Non è soltanto una sensazione. Dopo settimane di restrizioni, zone rosse, chiusure di scuole e attività commerciali, l’inquinamento è decisamente calato. I livelli di biossido di azoto, un marcatore dell’aria cattiva, si sono ridotti come mostrano le immagini di Sentinel 5, satellite del programma europeo Copernicus, gestito da Commissione europea e Agenzia spaziale europea (Esa).

Ma facciamo un passo indietro. Questo virus, che ci sta obbligando a rivedere i nostri stili di vita, a quanto pare – almeno in parte – è una conseguenza degli abusi dell’uomo sull’ambiente. Cambiamenti climatici, riscaldamento globale, prolungata siccità (come in Sicilia dove marzo, dopo gennaio e febbraio, si avvia a diventare il terzo mese consecutivo senza piogge o quasi) sono l’altra emergenza che sembra non interessare a nessuno.
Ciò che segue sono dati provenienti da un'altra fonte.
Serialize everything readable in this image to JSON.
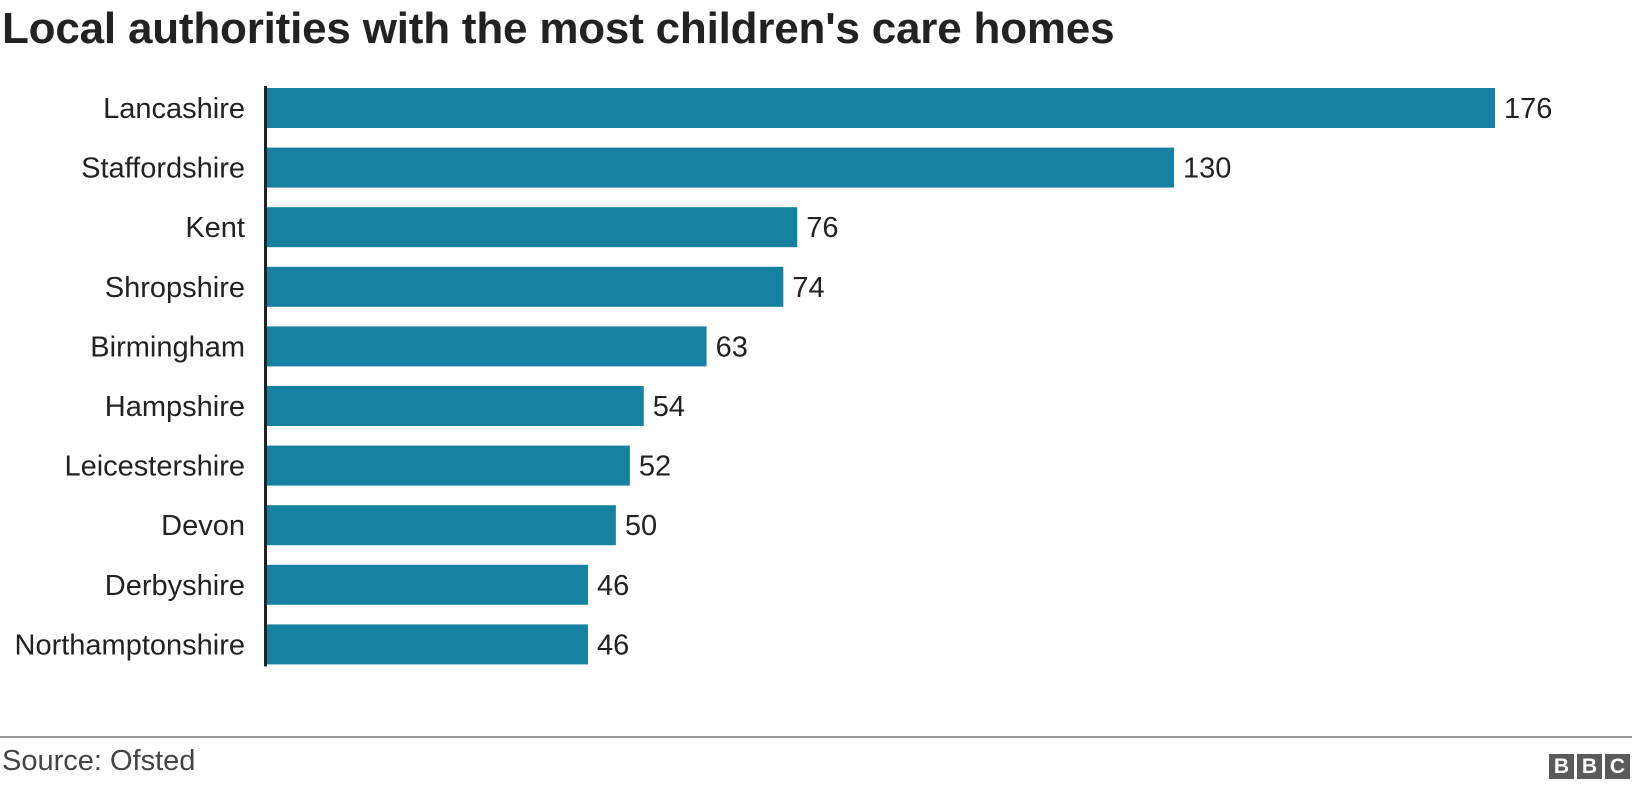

L’impatto dell’uomo sul Pianeta è al centro dell’ultimo studio del Wwf “Pandemie, l’effetto boomerang della distruzione degli ecosistemi – Tutelare la salute umana conservando la biodiversità” che certifica il peso della sistematica devastazione ambientale nella diffusione delle cosiddette malattie emergenti che si trasmettono dagli animali all’uomo e che prosperano in un mondo globalizzato e non sostenibile.
Anche le modalità di trasmissione, secondo quanto riportato nei giorni scorsi dai ricercatori della Società italiana di medicina ambientale, risponderebbero a una responsabilità umana, cioè all’inquinamento, visto che potrebbe essere il particolato atmosferico uno dei maggiori responsabili del trasporto e della sospensione nell’aria di contaminanti chimici e biologici, inclusi appunto i virus.

Il taglio delle emissioni di questi giorni, che come detto deriva dal blocco della circolazione e della riduzione delle attività produttive, ci mostra un esempio di come potrebbe essere una società meno asfissiata dall’inquinamento.

MENO TRASPORTI, TAGLIO ALLE EMISSIONI
La forte riduzione del traffico veicolare nei centri urbani, come confermato dal satellite Copernicus Sentinel 5-P, ha ridotto in particolare il “diossidio di azoto”, un “veleno” che viene emesso dai combustibili fossili, quindi in particolare dai veicoli a motore e dalle strutture industriali. L’Italia, in un certo senso, è la prova del nove: già in Cina, interessata da misure restrittive a cittadini e imprese per contenere il Covid-19, si era osservata una riduzione del gas nocivo pari al 30%.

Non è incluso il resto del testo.